I am looking to show that the Ricci tensor of the first kind, $R_{i j}$ obtained by retracting the Riemann tensor of the first kind, via $R_{i j} = R^k_{i j k}$ is symmetry. To do this, I have shown that
$R_{i j} = \frac{\partial^2}{\partial x^i \partial x^j} \log \left( \sqrt{|g|} \right) - \frac{1}{\sqrt{ |g| } } \frac{\partial}{\partial x^r} \left( \sqrt{ |g| } \Gamma^r_{i j} \right) + \Gamma^r_{i s} \Gamma^s_{r j},$
where $g = \det G = \det g_{i j}$, as symmetry easily follows from this,
but in doing so I have used the fact that $\frac{\partial}{\partial x^i} \left( \log \det A \right) = b_{s r} \frac{\partial a_{r s}}{\partial x^i}$, where $A = \left[ a_{i j} (x) \right]$ and $B = \left[ b_{i j} (x) \right]$, which I have so far been unable to prove.

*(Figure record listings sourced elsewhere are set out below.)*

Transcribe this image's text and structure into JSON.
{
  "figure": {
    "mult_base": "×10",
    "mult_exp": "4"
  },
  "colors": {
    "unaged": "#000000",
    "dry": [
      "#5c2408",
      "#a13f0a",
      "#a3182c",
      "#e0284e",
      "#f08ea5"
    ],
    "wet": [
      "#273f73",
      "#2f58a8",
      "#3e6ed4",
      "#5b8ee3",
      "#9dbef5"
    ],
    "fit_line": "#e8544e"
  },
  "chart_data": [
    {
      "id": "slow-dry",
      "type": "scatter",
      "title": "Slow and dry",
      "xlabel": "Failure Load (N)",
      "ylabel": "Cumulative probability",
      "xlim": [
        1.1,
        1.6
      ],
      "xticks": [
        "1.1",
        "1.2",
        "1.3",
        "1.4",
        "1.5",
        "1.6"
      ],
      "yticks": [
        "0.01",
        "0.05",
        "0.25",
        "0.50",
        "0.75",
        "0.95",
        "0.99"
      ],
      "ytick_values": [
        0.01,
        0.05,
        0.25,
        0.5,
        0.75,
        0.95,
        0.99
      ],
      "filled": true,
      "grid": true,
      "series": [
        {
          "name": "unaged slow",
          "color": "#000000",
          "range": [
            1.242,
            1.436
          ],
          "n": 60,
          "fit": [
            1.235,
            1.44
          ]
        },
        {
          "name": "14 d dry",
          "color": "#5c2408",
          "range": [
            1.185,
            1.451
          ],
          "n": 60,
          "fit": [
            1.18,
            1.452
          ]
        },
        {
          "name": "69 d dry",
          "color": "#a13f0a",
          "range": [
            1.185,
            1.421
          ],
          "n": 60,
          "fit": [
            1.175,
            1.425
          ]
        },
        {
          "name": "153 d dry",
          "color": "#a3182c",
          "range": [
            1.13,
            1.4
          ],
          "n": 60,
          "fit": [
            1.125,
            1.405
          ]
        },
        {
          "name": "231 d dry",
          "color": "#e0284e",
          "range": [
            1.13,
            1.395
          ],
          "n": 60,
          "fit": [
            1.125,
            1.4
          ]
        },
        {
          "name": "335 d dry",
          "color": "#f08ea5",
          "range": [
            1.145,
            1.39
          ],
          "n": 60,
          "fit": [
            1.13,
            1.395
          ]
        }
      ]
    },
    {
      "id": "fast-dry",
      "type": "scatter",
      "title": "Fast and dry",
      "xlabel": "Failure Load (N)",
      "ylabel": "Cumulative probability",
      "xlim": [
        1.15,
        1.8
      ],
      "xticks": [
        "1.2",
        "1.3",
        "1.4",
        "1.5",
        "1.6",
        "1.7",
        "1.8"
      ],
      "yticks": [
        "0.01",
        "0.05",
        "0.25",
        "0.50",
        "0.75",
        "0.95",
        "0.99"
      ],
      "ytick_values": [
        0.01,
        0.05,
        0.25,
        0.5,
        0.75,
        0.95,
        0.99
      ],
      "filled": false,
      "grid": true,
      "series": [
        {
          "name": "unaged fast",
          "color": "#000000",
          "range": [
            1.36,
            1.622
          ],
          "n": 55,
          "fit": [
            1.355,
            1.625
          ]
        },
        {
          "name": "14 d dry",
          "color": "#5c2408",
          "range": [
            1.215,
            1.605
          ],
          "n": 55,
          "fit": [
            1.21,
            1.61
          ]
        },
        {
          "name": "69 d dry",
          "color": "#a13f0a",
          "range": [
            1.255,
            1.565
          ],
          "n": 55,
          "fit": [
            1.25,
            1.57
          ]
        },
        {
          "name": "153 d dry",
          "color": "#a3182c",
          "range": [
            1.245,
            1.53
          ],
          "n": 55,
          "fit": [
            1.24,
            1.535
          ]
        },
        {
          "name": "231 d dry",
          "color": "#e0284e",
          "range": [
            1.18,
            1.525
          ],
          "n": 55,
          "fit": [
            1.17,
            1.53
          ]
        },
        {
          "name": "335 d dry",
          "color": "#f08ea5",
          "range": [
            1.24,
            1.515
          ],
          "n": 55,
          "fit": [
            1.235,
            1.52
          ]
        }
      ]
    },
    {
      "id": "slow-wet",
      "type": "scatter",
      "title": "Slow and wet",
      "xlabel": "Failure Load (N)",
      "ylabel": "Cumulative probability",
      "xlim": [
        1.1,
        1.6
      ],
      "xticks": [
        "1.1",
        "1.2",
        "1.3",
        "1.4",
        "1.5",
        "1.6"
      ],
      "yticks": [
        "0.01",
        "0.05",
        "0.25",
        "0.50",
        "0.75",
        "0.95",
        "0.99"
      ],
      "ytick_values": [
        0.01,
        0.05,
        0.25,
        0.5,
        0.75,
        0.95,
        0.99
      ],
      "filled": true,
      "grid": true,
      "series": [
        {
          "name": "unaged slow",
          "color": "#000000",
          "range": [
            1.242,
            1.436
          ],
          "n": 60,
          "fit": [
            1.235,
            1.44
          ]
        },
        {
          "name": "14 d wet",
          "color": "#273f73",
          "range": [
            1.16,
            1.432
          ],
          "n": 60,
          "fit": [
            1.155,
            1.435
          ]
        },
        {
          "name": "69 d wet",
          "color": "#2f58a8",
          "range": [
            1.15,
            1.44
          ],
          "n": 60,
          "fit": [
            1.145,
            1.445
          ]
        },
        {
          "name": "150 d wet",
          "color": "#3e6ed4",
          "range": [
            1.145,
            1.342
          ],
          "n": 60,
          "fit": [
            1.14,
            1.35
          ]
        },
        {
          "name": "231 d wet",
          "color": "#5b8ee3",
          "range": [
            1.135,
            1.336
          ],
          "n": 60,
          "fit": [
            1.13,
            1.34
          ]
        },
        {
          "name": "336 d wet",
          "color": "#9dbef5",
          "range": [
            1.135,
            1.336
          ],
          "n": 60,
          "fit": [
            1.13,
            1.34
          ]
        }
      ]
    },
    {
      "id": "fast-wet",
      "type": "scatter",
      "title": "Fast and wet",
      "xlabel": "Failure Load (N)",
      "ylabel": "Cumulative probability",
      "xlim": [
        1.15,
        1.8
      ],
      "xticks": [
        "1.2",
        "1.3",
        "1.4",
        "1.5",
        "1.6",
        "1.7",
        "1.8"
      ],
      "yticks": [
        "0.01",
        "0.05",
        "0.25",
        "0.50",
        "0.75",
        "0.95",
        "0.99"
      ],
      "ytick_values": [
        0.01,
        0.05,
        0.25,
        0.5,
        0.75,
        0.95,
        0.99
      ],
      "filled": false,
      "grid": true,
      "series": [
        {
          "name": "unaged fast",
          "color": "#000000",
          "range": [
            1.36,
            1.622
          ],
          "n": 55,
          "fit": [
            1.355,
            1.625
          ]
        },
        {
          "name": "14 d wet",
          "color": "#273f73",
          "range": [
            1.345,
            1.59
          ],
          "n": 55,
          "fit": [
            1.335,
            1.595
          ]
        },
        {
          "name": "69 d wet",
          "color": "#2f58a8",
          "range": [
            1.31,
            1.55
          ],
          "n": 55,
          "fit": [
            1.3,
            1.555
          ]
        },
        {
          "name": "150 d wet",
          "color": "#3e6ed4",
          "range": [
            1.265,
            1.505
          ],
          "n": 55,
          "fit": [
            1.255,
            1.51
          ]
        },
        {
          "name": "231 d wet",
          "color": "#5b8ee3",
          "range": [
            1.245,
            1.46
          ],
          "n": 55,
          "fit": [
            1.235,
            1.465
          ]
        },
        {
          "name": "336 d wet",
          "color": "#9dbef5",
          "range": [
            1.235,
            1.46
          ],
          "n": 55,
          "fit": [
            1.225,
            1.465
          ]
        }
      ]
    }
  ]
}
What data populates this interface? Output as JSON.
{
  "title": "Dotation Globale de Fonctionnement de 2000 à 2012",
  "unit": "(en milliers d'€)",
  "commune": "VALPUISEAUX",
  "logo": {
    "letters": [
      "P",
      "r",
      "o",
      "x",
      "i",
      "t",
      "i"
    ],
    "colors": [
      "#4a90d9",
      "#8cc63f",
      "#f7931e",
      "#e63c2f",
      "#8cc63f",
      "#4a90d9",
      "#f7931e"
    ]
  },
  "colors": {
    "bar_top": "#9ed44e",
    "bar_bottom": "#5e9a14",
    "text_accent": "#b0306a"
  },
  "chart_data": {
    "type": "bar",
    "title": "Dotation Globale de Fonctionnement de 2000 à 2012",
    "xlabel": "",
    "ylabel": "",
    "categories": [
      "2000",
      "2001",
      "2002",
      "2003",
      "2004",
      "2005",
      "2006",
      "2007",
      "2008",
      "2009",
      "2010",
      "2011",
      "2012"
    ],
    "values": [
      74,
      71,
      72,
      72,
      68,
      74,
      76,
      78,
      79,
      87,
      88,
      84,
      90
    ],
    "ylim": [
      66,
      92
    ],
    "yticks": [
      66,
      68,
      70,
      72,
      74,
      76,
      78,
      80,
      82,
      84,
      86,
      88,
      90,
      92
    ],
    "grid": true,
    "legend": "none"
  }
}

I have been given the following hint to do so, however:
"Start by justifying the following chain of identities: $\frac{\partial}{\partial x^i} \left( \log \det A \right) = \frac{1}{\det A} \frac{\partial}{\partial x^i} \left( \det A \right) = \frac{1}{\det A} \frac{\partial}{\partial a_{r s}} \left( \det A \right) \frac{\partial a_{r s}}{\partial x^i} = \frac{ \left( \textrm{cof } A \right)_{ r s}}{\det A} \frac{\partial a_{r s}}{\partial x^i} = b_{s r} \frac{\partial a_{r s}}{\partial x^i}$, where $A$ and $B$ are as defined previously."
I think the first identity in the chain can be justified by the usual rules of differentiating a $\log$, the second via the 'chain rule' but I am unsure of the last two. I'd very much appreciate a hint. :)